2.For each series of transformation on the archetype reconstructed word compare it's graphs against the groundTruth analysis graphs and weight them by difference with 0 being an exact match with ground truth to the orthographically concatenated synthesis.
3.Each NNNeuron in a layer completes it operations and a ratio of the lowest weighted configs get passed to the next layer of NNNeurons who take the values and adjust them with their closest to zero configs getting passed and adjusting the NNTensor values at each step.
The NNTensor after training has numbers at known indexes in various arrays that given a text IPA input can use the MEL Spectrogram FFTs, concatenate them in the time domain per rules defined in the NNTensor, perform an inverse FFT to derive an audioclip.
Advantage is it is all inside Unity, you can probe it at any point with any C#, graph every last thing or have it run as an invisible process and play with the input and outputs, clone voices, take characteristics of one and apply to another..etc.
I have used Barracuda to creating remote gymnastics teaching app for an Olympics coach for pose detection against a "perfected pose" for scoring students posture and motion. With intent and inference I have been working with the original patented Markov Chain/RNN inference engine that google and the rest cite in their patents. It beat google, Alexa, Watson and Siri in a contest by a panel of NLP experts. It is portable and weighs in at 4MB and is in C# .NET, the brain files the Studio exports work just dandy in Unity and prompts or responses can execute command and control ..I have it working dandy with Vosk open source voice recognition and Larynx TTS on a server with various portable native TTS solutions for Mac, PC, Android, iOS. We have wrapped Vosk as part of our Core.dll plugin for Unity.
For more exotic mathematics there is https://www.mathdotnet.com/
From a GameDev perspective I think anything that can help in content creation is a good fit for ML. At least for me lack of content is usually the show stopper for any game. And I would gladly pay for telling an art lib: "create a dungeon with a central room of 100 m² on two levels, upper level should have connection to lower level by stair05 and a railing. The room is connected to 2 storage rooms by between 10m² and 50 m² filled with props. The connection should be tunnel01 tiles and should include one level of stairs03 or stair stair01."

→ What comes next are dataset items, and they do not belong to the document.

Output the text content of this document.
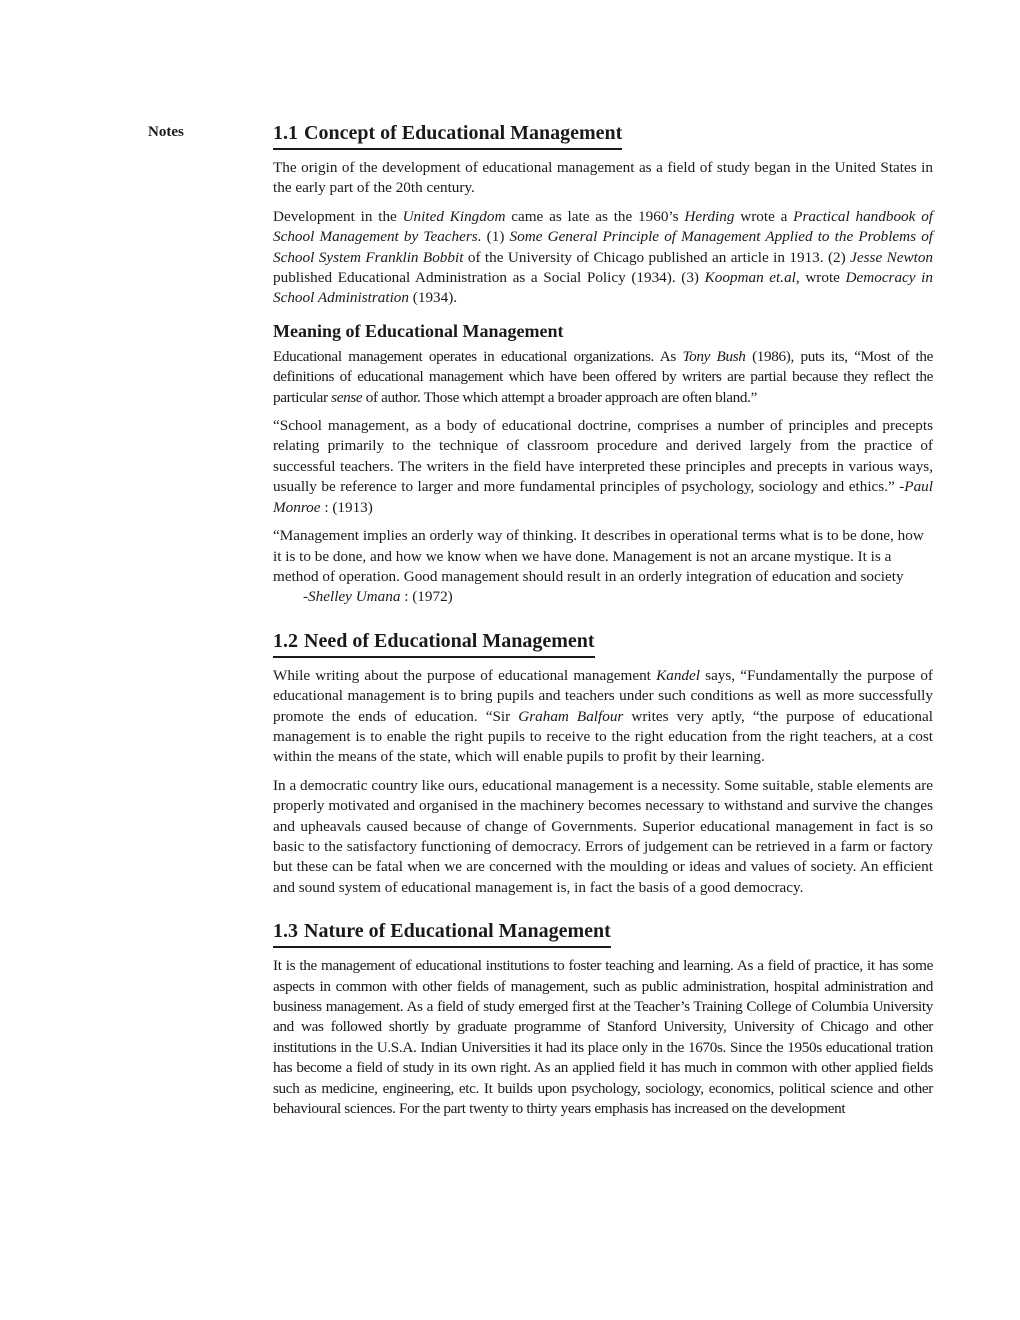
Notes	1.1 Concept of Educational Management

The origin of the development of educational management as a field of study began in the United States in the early part of the 20th century.

Development in the United Kingdom came as late as the 1960’s Herding wrote a Practical handbook of School Management by Teachers. (1) Some General Principle of Management Applied to the Problems of School System Franklin Bobbit of the University of Chicago published an article in 1913. (2) Jesse Newton published Educational Administration as a Social Policy (1934). (3) Koopman et.al, wrote Democracy in School Administration (1934).

Meaning of Educational Management

Educational management operates in educational organizations. As Tony Bush (1986), puts its, “Most of the definitions of educational management which have been offered by writers are partial because they reflect the particular sense of author. Those which attempt a broader approach are often bland.”

“School management, as a body of educational doctrine, comprises a number of principles and precepts relating primarily to the technique of classroom procedure and derived largely from the practice of successful teachers. The writers in the field have interpreted these principles and precepts in various ways, usually be reference to larger and more fundamental principles of psychology, sociology and ethics.” -Paul Monroe : (1913)

“Management implies an orderly way of thinking. It describes in operational terms what is to be done, how it is to be done, and how we know when we have done. Management is not an arcane mystique. It is a method of operation. Good management should result in an orderly integration of education and society-Shelley Umana : (1972)

1.2 Need of Educational Management

While writing about the purpose of educational management Kandel says, “Fundamentally the purpose of educational management is to bring pupils and teachers under such conditions as well as more successfully promote the ends of education. “Sir Graham Balfour writes very aptly, “the purpose of educational management is to enable the right pupils to receive to the right education from the right teachers, at a cost within the means of the state, which will enable pupils to profit by their learning.

In a democratic country like ours, educational management is a necessity. Some suitable, stable elements are properly motivated and organised in the machinery becomes necessary to withstand and survive the changes and upheavals caused because of change of Governments. Superior educational management in fact is so basic to the satisfactory functioning of democracy. Errors of judgement can be retrieved in a farm or factory but these can be fatal when we are concerned with the moulding or ideas and values of society. An efficient and sound system of educational management is, in fact the basis of a good democracy.

1.3 Nature of Educational Management

It is the management of educational institutions to foster teaching and learning. As a field of practice, it has some aspects in common with other fields of management, such as public administration, hospital administration and business management. As a field of study emerged first at the Teacher’s Training College of Columbia University and was followed shortly by graduate programme of Stanford University, University of Chicago and other institutions in the U.S.A. Indian Universities it had its place only in the 1670s. Since the 1950s educational tration has become a field of study in its own right. As an applied field it has much in common with other applied fields such as medicine, engineering, etc. It builds upon psychology, sociology, economics, political science and other behavioural sciences. For the part twenty to thirty years emphasis has increased on the development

Alternatively, any visual tool would be welcome, too.
I mean, start dragging around walls and floors in Unity Editor to understand what I mean. So automated content creation is king.
> An example of how the above may be used for training a TTS system with a voice using IPA pronunciations.
I got most of the IPA language sieve data in ScriptableObjects so they can be used for other language models. I have every corpus used for training the large language models. I don't think they have to use them. When I stumbled across Larynx they seem to have used the same MEL Spectrogram minimalist approach and used the GlowTTS vocoder. It is fast unlike Coqui which we had running in python using interops and command line prompts. Larynx under the same environment was 10-25x quicker and the voices much better. New voices can be trained with as little as 30 minutes of audio. It even supports SSML properly an a viseme/phoneme timing stream which none of the big boys support properly. But I have to run it off a server via REST API. I would like to do something like that but native in Unity with a component based framework that can be extended. Maybe I should start a github repo if there is interest.